4.PIL.Image/numpy.ndarray与Tensor的相互转化

pytorch团队提供了一个torchvision.transforms包，我们可以用transforms进行以下操作：

PIL.Image/numpy.ndarray与Tensor的相互转化；

 transforms.ToTensor()
 #把像素值范围为[0, 255]的PIL.Image或者numpy.ndarray型数据，shape=(H x W x C)转换
 成的像素值范围为[0.0, 1.0]的torch.FloatTensor，shape为(N x C x H x W) 待确认。

归一化

transforms.Normalize(mean, std)

此转换类作用于torch.*Tensor。给定均值(R, G, B)和标准差(R, G, B)，用公式channel = (channel - mean) / std进行规范化。(是对tensor进行归一化，所以需要放在transforms.ToTensor()之后)

对PIL.Image进行裁剪、缩放等操作。

transforms.Scale(256),
transforms.RandomSizedCrop(224),
transforms.RandomHorizontalFlip()

transforms.Compose(transforms)将多个transform组合起来使用。其中，transforms：由transform构成的列表.

normalize = transforms.Normalize(mean=[0.485, 0.456, 0.406], std=[0.229, 0.224, 0.225])
all_transforms = transforms.Compose([
                    transforms.Scale(256),
                    transforms.RandomSizedCrop(224),
                    transforms.RandomHorizontalFlip(), # 对PIL.Image图片进行操作
                    transforms.ToTensor(),
                    normalize])
#其中，transforms.Compose中的操作是按照顺序执行的。

PIL.Image/numpy.ndarray与Tensor的相互转换：
PIL.Image/numpy.ndarray转化为Tensor，常常用在训练模型阶段的数据读取，而Tensor转化为PIL.Image/numpy.ndarray则用在验证模型阶段的数据输出。

取值范围为[0, 255]的PIL.Image，转换成形状为[C, H, W]，取值范围是[0,
1.0]的torch.FloadTensor；
形状为[H, W, C]的numpy.ndarray，转换成形状为[C, H, W]，取值范围是[0,
1.0]的torch.FloadTensor。
而transforms.ToPILImage则是将Tensor或numpy.ndarray转化为PIL.Image。

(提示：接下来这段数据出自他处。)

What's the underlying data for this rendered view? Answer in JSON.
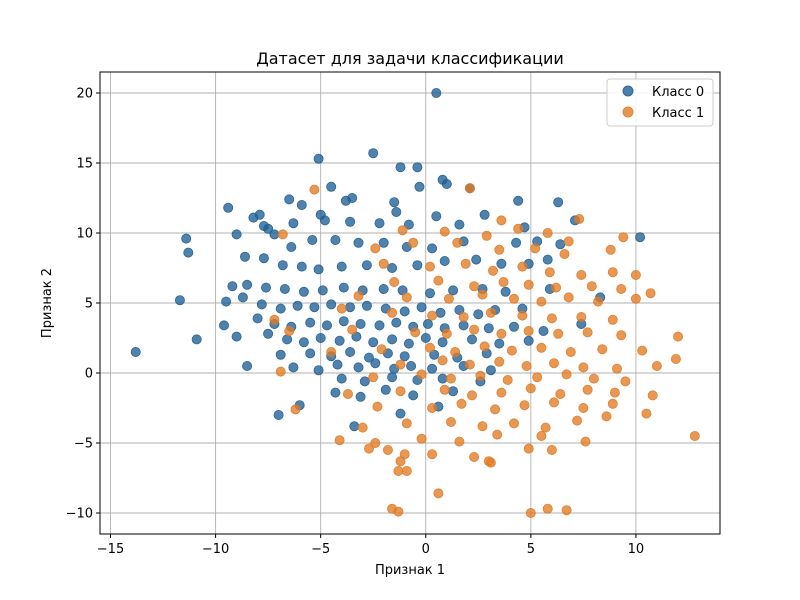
{
  "chart_data": {
    "type": "scatter",
    "title": "Датасет для задачи классификации",
    "xlabel": "Признак 1",
    "ylabel": "Признак 2",
    "xlim": [
      -15.5,
      14.0
    ],
    "ylim": [
      -11.5,
      21.5
    ],
    "xticks": [
      -15,
      -10,
      -5,
      0,
      5,
      10
    ],
    "yticks": [
      -10,
      -5,
      0,
      5,
      10,
      15,
      20
    ],
    "x_tick_labels": [
      "−15",
      "−10",
      "−5",
      "0",
      "5",
      "10"
    ],
    "y_tick_labels": [
      "−10",
      "−5",
      "0",
      "5",
      "10",
      "15",
      "20"
    ],
    "grid": true,
    "legend_position": "top-right",
    "series": [
      {
        "name": "Класс 0",
        "color": "#1f5f93",
        "points": [
          [
            0.5,
            20.0
          ],
          [
            -2.5,
            15.7
          ],
          [
            -5.1,
            15.3
          ],
          [
            -1.2,
            14.7
          ],
          [
            -0.4,
            14.7
          ],
          [
            0.8,
            13.8
          ],
          [
            -4.5,
            13.3
          ],
          [
            2.1,
            13.2
          ],
          [
            -0.3,
            13.3
          ],
          [
            1.0,
            13.5
          ],
          [
            -6.5,
            12.4
          ],
          [
            -5.9,
            12.0
          ],
          [
            -3.5,
            12.5
          ],
          [
            -3.8,
            12.3
          ],
          [
            -1.5,
            12.2
          ],
          [
            4.4,
            12.3
          ],
          [
            6.3,
            12.2
          ],
          [
            -8.2,
            11.1
          ],
          [
            -9.4,
            11.8
          ],
          [
            -7.9,
            11.3
          ],
          [
            -5.0,
            11.3
          ],
          [
            -1.4,
            11.5
          ],
          [
            0.5,
            11.2
          ],
          [
            2.8,
            11.3
          ],
          [
            -11.4,
            9.6
          ],
          [
            -11.3,
            8.6
          ],
          [
            -7.7,
            10.5
          ],
          [
            -7.5,
            10.3
          ],
          [
            -6.3,
            10.7
          ],
          [
            -4.8,
            10.9
          ],
          [
            -3.6,
            10.8
          ],
          [
            -2.2,
            10.7
          ],
          [
            -0.8,
            10.6
          ],
          [
            1.6,
            10.6
          ],
          [
            4.7,
            10.4
          ],
          [
            7.1,
            10.9
          ],
          [
            10.2,
            9.7
          ],
          [
            -9.0,
            9.9
          ],
          [
            -7.2,
            9.9
          ],
          [
            -6.4,
            9.0
          ],
          [
            -5.4,
            9.5
          ],
          [
            -4.3,
            9.5
          ],
          [
            -3.2,
            9.3
          ],
          [
            -2.0,
            9.3
          ],
          [
            -0.9,
            9.0
          ],
          [
            0.3,
            8.9
          ],
          [
            1.8,
            9.4
          ],
          [
            4.3,
            9.3
          ],
          [
            5.3,
            9.4
          ],
          [
            6.4,
            9.2
          ],
          [
            -8.6,
            8.3
          ],
          [
            -7.7,
            8.2
          ],
          [
            -6.8,
            7.7
          ],
          [
            -5.9,
            7.6
          ],
          [
            -5.1,
            7.4
          ],
          [
            -4.0,
            7.6
          ],
          [
            -2.8,
            7.7
          ],
          [
            -1.6,
            7.5
          ],
          [
            -0.4,
            7.7
          ],
          [
            0.9,
            8.0
          ],
          [
            2.4,
            8.1
          ],
          [
            3.6,
            7.8
          ],
          [
            4.9,
            7.8
          ],
          [
            5.8,
            8.1
          ],
          [
            -9.2,
            6.2
          ],
          [
            -8.5,
            6.3
          ],
          [
            -7.6,
            6.1
          ],
          [
            -6.7,
            6.0
          ],
          [
            -5.8,
            5.8
          ],
          [
            -4.9,
            5.9
          ],
          [
            -3.9,
            6.1
          ],
          [
            -3.0,
            5.9
          ],
          [
            -2.0,
            6.0
          ],
          [
            -1.1,
            5.9
          ],
          [
            0.2,
            5.7
          ],
          [
            1.3,
            5.9
          ],
          [
            2.7,
            6.0
          ],
          [
            3.8,
            5.8
          ],
          [
            5.9,
            6.0
          ],
          [
            8.3,
            5.4
          ],
          [
            -11.7,
            5.2
          ],
          [
            -9.5,
            5.1
          ],
          [
            -8.7,
            5.4
          ],
          [
            -7.8,
            4.9
          ],
          [
            -6.9,
            4.6
          ],
          [
            -6.1,
            4.8
          ],
          [
            -5.3,
            4.7
          ],
          [
            -4.5,
            4.9
          ],
          [
            -3.6,
            4.7
          ],
          [
            -2.8,
            4.8
          ],
          [
            -1.9,
            4.6
          ],
          [
            -1.0,
            4.4
          ],
          [
            -0.2,
            4.7
          ],
          [
            0.7,
            4.3
          ],
          [
            1.6,
            4.5
          ],
          [
            2.5,
            4.2
          ],
          [
            3.3,
            4.5
          ],
          [
            4.6,
            4.6
          ],
          [
            -9.6,
            3.4
          ],
          [
            -8.0,
            3.9
          ],
          [
            -7.2,
            3.5
          ],
          [
            -6.4,
            3.3
          ],
          [
            -5.5,
            3.6
          ],
          [
            -4.7,
            3.4
          ],
          [
            -3.9,
            3.7
          ],
          [
            -3.1,
            3.5
          ],
          [
            -2.2,
            3.4
          ],
          [
            -1.4,
            3.6
          ],
          [
            -0.6,
            3.3
          ],
          [
            0.1,
            3.5
          ],
          [
            0.9,
            3.2
          ],
          [
            1.8,
            3.4
          ],
          [
            3.0,
            3.2
          ],
          [
            4.2,
            3.3
          ],
          [
            5.6,
            3.0
          ],
          [
            7.4,
            3.5
          ],
          [
            -10.9,
            2.4
          ],
          [
            -9.0,
            2.6
          ],
          [
            -7.5,
            2.8
          ],
          [
            -6.6,
            2.4
          ],
          [
            -5.8,
            2.2
          ],
          [
            -5.0,
            2.5
          ],
          [
            -4.1,
            2.3
          ],
          [
            -3.3,
            2.6
          ],
          [
            -2.5,
            2.2
          ],
          [
            -1.6,
            2.4
          ],
          [
            -0.8,
            2.1
          ],
          [
            0.0,
            2.5
          ],
          [
            0.8,
            2.2
          ],
          [
            2.2,
            2.4
          ],
          [
            3.5,
            2.1
          ],
          [
            4.9,
            2.3
          ],
          [
            -13.8,
            1.5
          ],
          [
            -6.9,
            1.3
          ],
          [
            -5.5,
            1.4
          ],
          [
            -4.5,
            1.2
          ],
          [
            -3.6,
            1.5
          ],
          [
            -2.7,
            1.1
          ],
          [
            -1.8,
            1.4
          ],
          [
            -1.0,
            1.2
          ],
          [
            0.4,
            1.3
          ],
          [
            1.5,
            1.1
          ],
          [
            2.9,
            1.4
          ],
          [
            -8.5,
            0.5
          ],
          [
            -6.3,
            0.4
          ],
          [
            -5.1,
            0.2
          ],
          [
            -4.2,
            0.6
          ],
          [
            -3.2,
            0.4
          ],
          [
            -2.4,
            0.7
          ],
          [
            -1.5,
            0.3
          ],
          [
            -0.7,
            0.5
          ],
          [
            0.3,
            0.3
          ],
          [
            1.8,
            0.5
          ],
          [
            3.1,
            0.2
          ],
          [
            -4.0,
            -0.4
          ],
          [
            -2.9,
            -0.6
          ],
          [
            -1.6,
            -0.3
          ],
          [
            -0.4,
            -0.5
          ],
          [
            0.8,
            -0.4
          ],
          [
            2.6,
            -0.6
          ],
          [
            -6.0,
            -2.3
          ],
          [
            -4.3,
            -1.4
          ],
          [
            -3.1,
            -1.7
          ],
          [
            -1.9,
            -1.2
          ],
          [
            -0.6,
            -1.6
          ],
          [
            1.3,
            -1.3
          ],
          [
            -7.0,
            -3.0
          ],
          [
            -3.4,
            -3.8
          ],
          [
            -1.2,
            -2.9
          ],
          [
            0.6,
            -2.4
          ]
        ]
      },
      {
        "name": "Класс 1",
        "color": "#e07b24",
        "points": [
          [
            -5.3,
            13.1
          ],
          [
            2.1,
            13.2
          ],
          [
            3.6,
            10.9
          ],
          [
            4.4,
            10.3
          ],
          [
            7.3,
            11.0
          ],
          [
            -6.8,
            9.9
          ],
          [
            -1.1,
            10.2
          ],
          [
            0.9,
            10.1
          ],
          [
            2.9,
            9.8
          ],
          [
            5.8,
            10.0
          ],
          [
            6.8,
            9.4
          ],
          [
            9.4,
            9.7
          ],
          [
            -2.4,
            8.9
          ],
          [
            -0.6,
            9.3
          ],
          [
            1.5,
            9.3
          ],
          [
            3.5,
            8.8
          ],
          [
            5.2,
            8.9
          ],
          [
            6.6,
            8.5
          ],
          [
            8.8,
            8.8
          ],
          [
            -2.0,
            7.8
          ],
          [
            0.2,
            7.6
          ],
          [
            1.9,
            7.8
          ],
          [
            3.2,
            7.3
          ],
          [
            4.6,
            7.6
          ],
          [
            5.9,
            7.2
          ],
          [
            7.4,
            7.0
          ],
          [
            8.9,
            7.2
          ],
          [
            10.0,
            7.0
          ],
          [
            -1.5,
            6.5
          ],
          [
            0.6,
            6.6
          ],
          [
            2.3,
            6.2
          ],
          [
            3.7,
            6.5
          ],
          [
            4.9,
            6.3
          ],
          [
            6.2,
            6.1
          ],
          [
            7.9,
            6.2
          ],
          [
            9.3,
            6.0
          ],
          [
            10.7,
            5.7
          ],
          [
            -3.2,
            5.5
          ],
          [
            -0.9,
            5.4
          ],
          [
            1.1,
            5.3
          ],
          [
            2.7,
            5.6
          ],
          [
            4.2,
            5.3
          ],
          [
            5.5,
            5.1
          ],
          [
            6.8,
            5.4
          ],
          [
            8.2,
            5.1
          ],
          [
            10.0,
            5.3
          ],
          [
            -7.2,
            3.8
          ],
          [
            -4.0,
            4.6
          ],
          [
            -1.6,
            4.3
          ],
          [
            0.3,
            4.1
          ],
          [
            1.8,
            4.0
          ],
          [
            3.1,
            4.3
          ],
          [
            4.6,
            4.1
          ],
          [
            6.0,
            3.9
          ],
          [
            7.4,
            4.0
          ],
          [
            8.9,
            3.8
          ],
          [
            -6.5,
            3.0
          ],
          [
            -3.5,
            3.1
          ],
          [
            -0.5,
            2.9
          ],
          [
            1.0,
            2.8
          ],
          [
            2.3,
            3.1
          ],
          [
            3.6,
            2.8
          ],
          [
            4.9,
            3.0
          ],
          [
            6.3,
            2.8
          ],
          [
            7.7,
            2.9
          ],
          [
            9.3,
            2.7
          ],
          [
            12.0,
            2.6
          ],
          [
            -4.5,
            1.5
          ],
          [
            -2.1,
            1.7
          ],
          [
            0.2,
            1.8
          ],
          [
            1.4,
            1.5
          ],
          [
            2.8,
            1.9
          ],
          [
            4.1,
            1.6
          ],
          [
            5.5,
            1.8
          ],
          [
            6.9,
            1.5
          ],
          [
            8.4,
            1.7
          ],
          [
            10.3,
            1.6
          ],
          [
            -6.9,
            0.1
          ],
          [
            -1.2,
            0.6
          ],
          [
            0.8,
            0.9
          ],
          [
            2.1,
            0.6
          ],
          [
            3.5,
            0.8
          ],
          [
            4.8,
            0.5
          ],
          [
            6.1,
            0.7
          ],
          [
            7.5,
            0.4
          ],
          [
            9.1,
            0.3
          ],
          [
            11.0,
            0.5
          ],
          [
            11.9,
            1.0
          ],
          [
            -2.5,
            -0.3
          ],
          [
            -0.2,
            -0.1
          ],
          [
            1.2,
            -0.4
          ],
          [
            2.6,
            -0.2
          ],
          [
            3.9,
            -0.5
          ],
          [
            5.3,
            -0.3
          ],
          [
            6.7,
            -0.1
          ],
          [
            8.0,
            -0.4
          ],
          [
            9.5,
            -0.6
          ],
          [
            -3.7,
            -1.5
          ],
          [
            -1.2,
            -1.3
          ],
          [
            0.9,
            -1.2
          ],
          [
            2.2,
            -1.6
          ],
          [
            3.6,
            -1.4
          ],
          [
            5.0,
            -1.1
          ],
          [
            6.4,
            -1.5
          ],
          [
            7.7,
            -1.2
          ],
          [
            9.0,
            -1.4
          ],
          [
            10.8,
            -1.6
          ],
          [
            -6.2,
            -2.6
          ],
          [
            -2.3,
            -2.4
          ],
          [
            0.3,
            -2.5
          ],
          [
            1.7,
            -2.2
          ],
          [
            3.3,
            -2.6
          ],
          [
            4.7,
            -2.3
          ],
          [
            6.1,
            -2.1
          ],
          [
            7.5,
            -2.5
          ],
          [
            8.9,
            -2.2
          ],
          [
            10.5,
            -2.9
          ],
          [
            -3.0,
            -3.9
          ],
          [
            -0.9,
            -3.6
          ],
          [
            1.2,
            -3.5
          ],
          [
            2.7,
            -3.8
          ],
          [
            4.2,
            -3.6
          ],
          [
            5.7,
            -3.9
          ],
          [
            7.2,
            -3.4
          ],
          [
            8.6,
            -3.1
          ],
          [
            -4.1,
            -4.8
          ],
          [
            -2.4,
            -5.0
          ],
          [
            -0.2,
            -4.7
          ],
          [
            1.6,
            -4.9
          ],
          [
            3.4,
            -4.4
          ],
          [
            5.5,
            -4.5
          ],
          [
            7.6,
            -4.9
          ],
          [
            12.8,
            -4.5
          ],
          [
            -2.7,
            -5.4
          ],
          [
            -1.8,
            -5.5
          ],
          [
            -1.0,
            -5.8
          ],
          [
            0.3,
            -5.8
          ],
          [
            2.3,
            -6.0
          ],
          [
            3.1,
            -6.4
          ],
          [
            4.9,
            -5.4
          ],
          [
            6.0,
            -5.5
          ],
          [
            -1.2,
            -6.3
          ],
          [
            -0.9,
            -7.0
          ],
          [
            -1.3,
            -7.0
          ],
          [
            3.0,
            -6.3
          ],
          [
            0.6,
            -8.6
          ],
          [
            -1.6,
            -9.7
          ],
          [
            -1.3,
            -9.9
          ],
          [
            5.0,
            -10.0
          ],
          [
            5.8,
            -9.7
          ],
          [
            6.7,
            -9.8
          ]
        ]
      }
    ]
  }
}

如果，我们要将Tensor转化为numpy，只需要使用
.numpy() 即可。

#-*-coding:utf-8-*-
import torch
from torchvision import transforms
from PIL import Image
import cv2

img_path = "./cat.59.jpg"  

transform1 = transforms.Compose([
	transforms.CenterCrop((224,224)), # 只能对PIL图片进行裁剪
	transforms.ToTensor(), 
	]
)

## PIL图片与Tensor互转
img_PIL = Image.open(img_path).convert('RGB')
img_PIL.show() # 原始图片
img_PIL_Tensor = transform1(img_PIL)
print(type(img_PIL))
print(type(img_PIL_Tensor))

#Tensor转成PIL.Image重新显示
new_img_PIL = transforms.ToPILImage()(img_PIL_Tensor).convert('RGB')
new_img_PIL.show() # 处理后的PIL图片

## opencv读取的图片与Tensor互转
# transforms中，没有对np.ndarray格式图像的操作
img_cv = cv2.imread(img_path)
transform2 = transforms.Compose([
	transforms.ToTensor(), 
	]
)

img_cv_Tensor = transform2(img_cv)
print(type(img_cv))
print(type(img_cv_Tensor))

5.图像通道转换——从np.ndarray的[w, h , c]转为Tensor的[c, w, h]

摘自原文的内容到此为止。